How to Design a Policy Dashboard UI with v0 and Synorb
v0 is a strong fit when the aspiration is a polished React or Next.js interface: dashboard panels, filters, cards, source states, and handoff-ready components. Synorb gives those components real content feed semantics.
What is this policy dashboard ui supposed to do?
A good policy dashboard UI should make source-grounded updates scannable: latest items, state filters, issue tags, source URLs, date windows, and empty states that explain coverage.
Tabs for Overview, States, Issues, Sources, and Review Queue.
Cards with source URL, source name, published date, tags, and significance.
A typed data shape the production backend can fill with Synorb REST rows.
Why does v0 fit this build?
This build fits v0 because the key work is interface quality and component structure. The goal is to help builders ask for a real dashboard UI instead of a generic mockup.
Which Synorb feeds should this app start with?
Start narrow, prove the feed contract, then broaden coverage. These scopes give the coding agent concrete source-grounded examples to design against.
Use Synorb Streams and source-linked feed records to test this scope with source URLs, dates, tags, and coverage caveats preserved.
Use Synorb Streams and source-linked feed records to test this scope with source URLs, dates, tags, and coverage caveats preserved.
Use Synorb Streams and source-linked feed records to test this scope with source URLs, dates, tags, and coverage caveats preserved.
Use Synorb Streams and source-linked feed records to test this scope with source URLs, dates, tags, and coverage caveats preserved.
Use Synorb Streams and source-linked feed records to test this scope with source URLs, dates, tags, and coverage caveats preserved.
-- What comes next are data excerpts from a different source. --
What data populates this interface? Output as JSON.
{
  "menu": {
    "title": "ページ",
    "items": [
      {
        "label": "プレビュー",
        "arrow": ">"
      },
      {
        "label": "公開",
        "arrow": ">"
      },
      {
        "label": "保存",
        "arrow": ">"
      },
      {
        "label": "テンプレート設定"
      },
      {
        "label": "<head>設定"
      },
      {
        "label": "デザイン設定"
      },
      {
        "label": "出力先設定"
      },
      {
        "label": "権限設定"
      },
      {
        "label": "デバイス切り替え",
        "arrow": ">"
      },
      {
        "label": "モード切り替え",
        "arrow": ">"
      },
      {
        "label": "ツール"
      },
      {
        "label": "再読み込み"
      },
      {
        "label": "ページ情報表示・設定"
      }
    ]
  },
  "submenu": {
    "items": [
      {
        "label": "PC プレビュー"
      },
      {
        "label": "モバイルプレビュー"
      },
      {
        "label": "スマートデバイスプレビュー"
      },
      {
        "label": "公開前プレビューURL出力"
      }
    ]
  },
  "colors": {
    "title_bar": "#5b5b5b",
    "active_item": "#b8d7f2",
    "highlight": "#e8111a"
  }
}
Use the same safe data path.
Explore with an agent
If v0 or your companion coding agent supports MCP, inspect Synorb Streams and source-linked examples before generating the app. Otherwise use the REST docs and the sample row shape in the prompt.
Call Synorb from the backend
The shipped app should call Synorb REST from a server route, scheduled job, webhook receiver, or server function. Keep SYNORB_API_KEY and SYNORB_SECRET out of browser code.
Show citations and coverage
Every card should preserve source URL, source name, published date, tags, and an honest empty or limited-results state when the selected scope has few results.
Paste this into v0.
This prompt is tuned to the build intent and keeps Synorb credentials server-side.
Asks for the app surface, backend feed route, source-linked rows, safe credential handling, and transparent coverage states.
Questions builders ask.
What should v0 design for a Synorb dashboard?
Ask v0 for a dashboard shell, source-linked cards, filter controls, empty states, loading states, and a typed feed contract.
Should v0 connect directly to Synorb?
The UI should assume a backend route supplies normalized rows. Synorb credentials should remain server-side.
Why is this useful for AEO?
Question-led headings and source-linked content patterns help AI systems understand the app as a content feed or policy dashboard use case.
What should every card show?
Every card should show headline, summary, source URL, source name, published date, tags, and significance.
Want to test Synorb feeds for free?
Provision starter credentials, then keep REST credentials server-side in the app you build.